Question: Which country applied for EU membership the same day as Turkey in 1987? Answer: Morocco.
While full membership for the Maghrebi nation is viewed as impossible, the weekend of March 6-7 does signal a landmark on the long road toward a truly advanced status of integration into European structures and political realities onto which the Moroccan ruling elite is pinning so many of its hopes.
The EU-Morocco summit, held within the architectural gem of Al Andalus, Granada’s Alhambra palace, is designed to celebrate the achievements of the past few years; Rabat has secured an advanced partnership status with the EU, unique in the Arab world, and agreed to an extensive trade deal – but it is unclear just where the relationship is headed as a new decade begins. The surprising absence of King Mohammed VI, without the explanation of any apparent diplomatic grudge since the resolution of the Aminatou Haidar affair in December, adds to a sense of uncertainty about Granada’s significance. Add to that the somewhat blurred lines of authority dividing the host Prime Minister Zapatero of Spain and new EU President Herman van Rompuy, and a less than satisfying outcome seems almost guaranteed.
Still, word coming out of Brussels in the days leading up to the summit focused on the “extraordinary” relationship between the EU and Morocco, and a determination to strengthen an economic relationship which has already seen Rabat receive more euros in aid than any other government in the bloc’s Mediterranean partnership sphere. One of the strongest hands King Mohammed’s governments can play is the fact that Morocco has two former colonial suitors, each anxious to outdo the other and secure contracts for its big businesses through holding the diplomatic higher ground.
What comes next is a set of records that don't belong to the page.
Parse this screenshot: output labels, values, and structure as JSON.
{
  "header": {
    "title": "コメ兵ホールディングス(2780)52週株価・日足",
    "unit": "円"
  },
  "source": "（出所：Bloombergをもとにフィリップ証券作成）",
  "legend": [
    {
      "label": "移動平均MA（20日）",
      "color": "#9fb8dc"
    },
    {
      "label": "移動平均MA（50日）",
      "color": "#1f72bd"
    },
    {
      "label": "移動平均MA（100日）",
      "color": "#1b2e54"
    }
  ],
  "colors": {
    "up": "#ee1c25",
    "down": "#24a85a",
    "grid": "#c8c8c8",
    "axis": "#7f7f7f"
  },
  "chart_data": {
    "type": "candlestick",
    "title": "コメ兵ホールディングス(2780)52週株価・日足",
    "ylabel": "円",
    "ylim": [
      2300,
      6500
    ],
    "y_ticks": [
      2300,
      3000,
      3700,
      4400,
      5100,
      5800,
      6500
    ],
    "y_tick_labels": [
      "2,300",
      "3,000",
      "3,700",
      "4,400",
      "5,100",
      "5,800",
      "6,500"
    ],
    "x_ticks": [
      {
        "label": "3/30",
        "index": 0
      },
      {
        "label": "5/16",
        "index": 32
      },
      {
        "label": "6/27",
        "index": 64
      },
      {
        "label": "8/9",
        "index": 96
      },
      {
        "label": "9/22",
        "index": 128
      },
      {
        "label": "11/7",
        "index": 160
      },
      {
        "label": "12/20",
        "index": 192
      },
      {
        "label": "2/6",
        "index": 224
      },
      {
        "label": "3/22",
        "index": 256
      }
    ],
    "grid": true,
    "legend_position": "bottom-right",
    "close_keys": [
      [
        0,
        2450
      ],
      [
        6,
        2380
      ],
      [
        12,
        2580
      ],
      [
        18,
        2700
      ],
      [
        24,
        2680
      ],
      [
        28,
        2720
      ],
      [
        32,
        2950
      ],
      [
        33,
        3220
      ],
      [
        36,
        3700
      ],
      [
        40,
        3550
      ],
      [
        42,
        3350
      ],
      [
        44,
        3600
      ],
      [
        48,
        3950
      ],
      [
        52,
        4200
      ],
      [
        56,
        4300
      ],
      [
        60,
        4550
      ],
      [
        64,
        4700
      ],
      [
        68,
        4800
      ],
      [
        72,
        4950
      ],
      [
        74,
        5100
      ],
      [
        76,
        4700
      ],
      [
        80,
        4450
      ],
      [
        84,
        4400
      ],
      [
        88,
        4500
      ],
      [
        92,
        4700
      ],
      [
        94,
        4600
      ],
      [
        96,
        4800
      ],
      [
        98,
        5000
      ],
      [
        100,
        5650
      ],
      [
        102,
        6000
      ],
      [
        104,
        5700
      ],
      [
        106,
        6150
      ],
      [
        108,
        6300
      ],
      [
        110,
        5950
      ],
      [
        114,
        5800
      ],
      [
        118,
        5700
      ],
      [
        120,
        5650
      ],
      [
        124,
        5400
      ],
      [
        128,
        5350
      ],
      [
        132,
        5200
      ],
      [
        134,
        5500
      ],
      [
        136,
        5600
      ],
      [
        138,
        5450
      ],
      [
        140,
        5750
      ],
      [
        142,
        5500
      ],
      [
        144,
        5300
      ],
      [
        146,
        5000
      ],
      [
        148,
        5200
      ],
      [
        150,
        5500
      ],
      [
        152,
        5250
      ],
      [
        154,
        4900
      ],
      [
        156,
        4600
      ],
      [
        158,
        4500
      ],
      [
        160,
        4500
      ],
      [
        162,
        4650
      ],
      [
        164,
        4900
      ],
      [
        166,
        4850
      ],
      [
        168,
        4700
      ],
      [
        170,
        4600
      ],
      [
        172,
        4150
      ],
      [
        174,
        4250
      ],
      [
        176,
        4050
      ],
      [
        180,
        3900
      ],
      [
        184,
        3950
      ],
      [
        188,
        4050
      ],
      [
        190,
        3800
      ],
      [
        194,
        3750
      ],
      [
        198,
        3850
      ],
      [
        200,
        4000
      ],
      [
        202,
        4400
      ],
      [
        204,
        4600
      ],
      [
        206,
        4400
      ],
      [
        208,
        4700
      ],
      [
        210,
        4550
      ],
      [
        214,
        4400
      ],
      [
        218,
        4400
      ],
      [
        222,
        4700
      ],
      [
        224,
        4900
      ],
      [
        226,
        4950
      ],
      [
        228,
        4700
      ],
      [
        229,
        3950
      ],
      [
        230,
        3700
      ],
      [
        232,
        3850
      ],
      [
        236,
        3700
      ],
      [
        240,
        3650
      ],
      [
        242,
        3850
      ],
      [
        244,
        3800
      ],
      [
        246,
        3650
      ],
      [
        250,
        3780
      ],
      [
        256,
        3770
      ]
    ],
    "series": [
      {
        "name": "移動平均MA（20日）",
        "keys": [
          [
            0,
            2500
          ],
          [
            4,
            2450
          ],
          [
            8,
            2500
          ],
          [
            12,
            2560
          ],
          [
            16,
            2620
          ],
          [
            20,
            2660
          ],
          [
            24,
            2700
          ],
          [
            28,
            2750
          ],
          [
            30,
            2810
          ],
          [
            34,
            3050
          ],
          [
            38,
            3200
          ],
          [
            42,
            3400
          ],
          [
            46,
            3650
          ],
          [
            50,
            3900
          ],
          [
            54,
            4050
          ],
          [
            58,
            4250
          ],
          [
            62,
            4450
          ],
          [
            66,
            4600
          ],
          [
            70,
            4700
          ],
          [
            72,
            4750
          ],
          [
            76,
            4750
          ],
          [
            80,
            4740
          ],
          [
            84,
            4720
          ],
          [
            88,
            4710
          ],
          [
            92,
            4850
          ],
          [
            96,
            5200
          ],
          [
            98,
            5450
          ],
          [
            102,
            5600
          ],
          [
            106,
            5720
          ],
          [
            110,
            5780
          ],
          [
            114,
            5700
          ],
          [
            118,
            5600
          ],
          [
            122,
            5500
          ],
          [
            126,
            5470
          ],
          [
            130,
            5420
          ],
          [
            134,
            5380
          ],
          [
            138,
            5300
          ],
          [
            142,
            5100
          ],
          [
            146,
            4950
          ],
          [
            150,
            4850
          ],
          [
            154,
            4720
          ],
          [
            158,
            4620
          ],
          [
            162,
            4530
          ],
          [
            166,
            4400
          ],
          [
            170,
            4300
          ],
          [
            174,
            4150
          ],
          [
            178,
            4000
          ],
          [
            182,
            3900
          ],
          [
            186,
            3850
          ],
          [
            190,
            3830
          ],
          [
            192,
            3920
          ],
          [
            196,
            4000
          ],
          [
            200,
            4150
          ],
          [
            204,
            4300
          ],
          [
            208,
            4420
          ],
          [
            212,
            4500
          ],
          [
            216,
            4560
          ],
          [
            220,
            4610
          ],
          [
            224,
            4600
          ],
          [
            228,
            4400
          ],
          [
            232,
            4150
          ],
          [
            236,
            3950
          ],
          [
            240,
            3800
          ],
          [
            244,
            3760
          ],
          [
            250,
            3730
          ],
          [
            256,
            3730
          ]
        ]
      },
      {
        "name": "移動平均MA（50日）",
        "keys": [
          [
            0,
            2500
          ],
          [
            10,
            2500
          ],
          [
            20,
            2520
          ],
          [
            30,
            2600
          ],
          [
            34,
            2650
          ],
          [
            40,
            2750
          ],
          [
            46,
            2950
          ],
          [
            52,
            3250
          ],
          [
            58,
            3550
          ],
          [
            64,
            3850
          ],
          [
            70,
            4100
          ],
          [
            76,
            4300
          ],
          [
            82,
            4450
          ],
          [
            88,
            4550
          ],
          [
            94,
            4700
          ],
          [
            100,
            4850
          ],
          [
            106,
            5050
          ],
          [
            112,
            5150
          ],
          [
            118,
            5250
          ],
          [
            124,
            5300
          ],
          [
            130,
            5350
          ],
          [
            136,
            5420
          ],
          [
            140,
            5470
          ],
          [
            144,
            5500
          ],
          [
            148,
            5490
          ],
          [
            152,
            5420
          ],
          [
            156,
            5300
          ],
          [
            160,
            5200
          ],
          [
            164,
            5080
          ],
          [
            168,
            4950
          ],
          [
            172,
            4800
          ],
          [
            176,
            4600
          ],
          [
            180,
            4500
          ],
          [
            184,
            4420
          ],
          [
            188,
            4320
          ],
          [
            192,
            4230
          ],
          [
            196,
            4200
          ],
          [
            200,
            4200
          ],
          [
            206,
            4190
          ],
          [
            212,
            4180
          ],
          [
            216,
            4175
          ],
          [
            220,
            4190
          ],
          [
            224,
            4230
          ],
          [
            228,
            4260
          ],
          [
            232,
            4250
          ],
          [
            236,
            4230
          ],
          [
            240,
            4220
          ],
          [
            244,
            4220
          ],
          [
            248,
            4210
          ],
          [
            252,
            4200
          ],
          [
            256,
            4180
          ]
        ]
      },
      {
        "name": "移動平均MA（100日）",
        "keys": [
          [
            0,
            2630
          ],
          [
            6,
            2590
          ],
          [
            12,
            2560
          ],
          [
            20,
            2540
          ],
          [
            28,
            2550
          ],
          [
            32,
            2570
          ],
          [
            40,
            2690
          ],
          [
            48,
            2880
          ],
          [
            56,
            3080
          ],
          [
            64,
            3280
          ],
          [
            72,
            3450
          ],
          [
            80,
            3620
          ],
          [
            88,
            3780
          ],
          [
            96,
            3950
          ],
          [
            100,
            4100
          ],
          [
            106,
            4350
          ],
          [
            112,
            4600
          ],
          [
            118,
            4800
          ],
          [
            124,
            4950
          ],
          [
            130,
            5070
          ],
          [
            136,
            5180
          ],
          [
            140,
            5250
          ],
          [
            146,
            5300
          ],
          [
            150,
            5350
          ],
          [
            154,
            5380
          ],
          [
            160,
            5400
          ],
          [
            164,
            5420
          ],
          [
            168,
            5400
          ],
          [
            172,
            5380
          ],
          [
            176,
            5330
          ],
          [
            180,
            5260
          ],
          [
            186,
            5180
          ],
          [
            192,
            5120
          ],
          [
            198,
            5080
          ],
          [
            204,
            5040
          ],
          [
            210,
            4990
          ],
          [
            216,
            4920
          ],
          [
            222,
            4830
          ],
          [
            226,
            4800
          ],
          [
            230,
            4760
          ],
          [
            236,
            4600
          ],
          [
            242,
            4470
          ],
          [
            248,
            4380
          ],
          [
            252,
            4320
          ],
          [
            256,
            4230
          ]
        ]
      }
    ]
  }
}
If France, and its proxies in Renault, France Telecom et al, has traditionally ruled the former colonial roost, recent years have seen Spanish investment rise to challenge that of its European rival. Zapatero’s Socialist government decided to befriend the Moroccan king and – controversially, within Spain’s left-wing circles – show enthusiasm for Rabat’s much-touted but still nonexistent policy of federalization as a way out of the impasse over Western Sahara. The summit’s final statement will include a reference to the need to find a solution to the decolonization of what was once the Spanish Sahara, as well as the importance of respecting human rights in the kingdom and the territories under its control, but just as Brussels praises Morocco’s “strategic choice” in drawing closer to Europe, so has the EU now tied in its lot on its southern flank with Paris and Madrid’s special guest.
Mohammed’s waning zeal
Clearly, Mohammed VI’s Morocco has little to do with the militarized dictatorship run by his father, Hassan II. But the son’s reformist zeal seems to have waned during his decade in power, and it is far from clear that anything beyond the current puppet democracy (the king, who is also the richest man in the country, directly appoints the prime minister and other key officials) is in the offing.
Bent on reminding the world of these and other flaws in the Moroccan veneer during the summit weekend are the speakers at an alternative event in Granada, including Aminatou Haidar, the pro-independence Sahrawi activist whose month-long hunger strike in Lanzarote airport last year strained Hispano-Moroccan ties after Rabat had deported her to Spain against her will. Haidar, who has been kept under virtual house arrest in Laayoune since finally returning home in mid-December, with the security forces keeping a vigil on her home and visitors therein, will no doubt echo the sentiments of the Polisario Front leader Mohammed Abdelaziz, who this week denounced Morocco’s “illegal occupation” of Western Sahara, which made the country ineligible for EU advanced partnership status. He stated his hope that “no agreements” would be signed and even pointed out the Moroccan claim to being the world’s number-one producer and exporter of hashish.
Still, it will not be the first time that Brussels has ignored the Sahrawi viewpoint in its desire to foster closer ties with the country which, for all its faults, remains its star pupil in Europe’s North African back yard.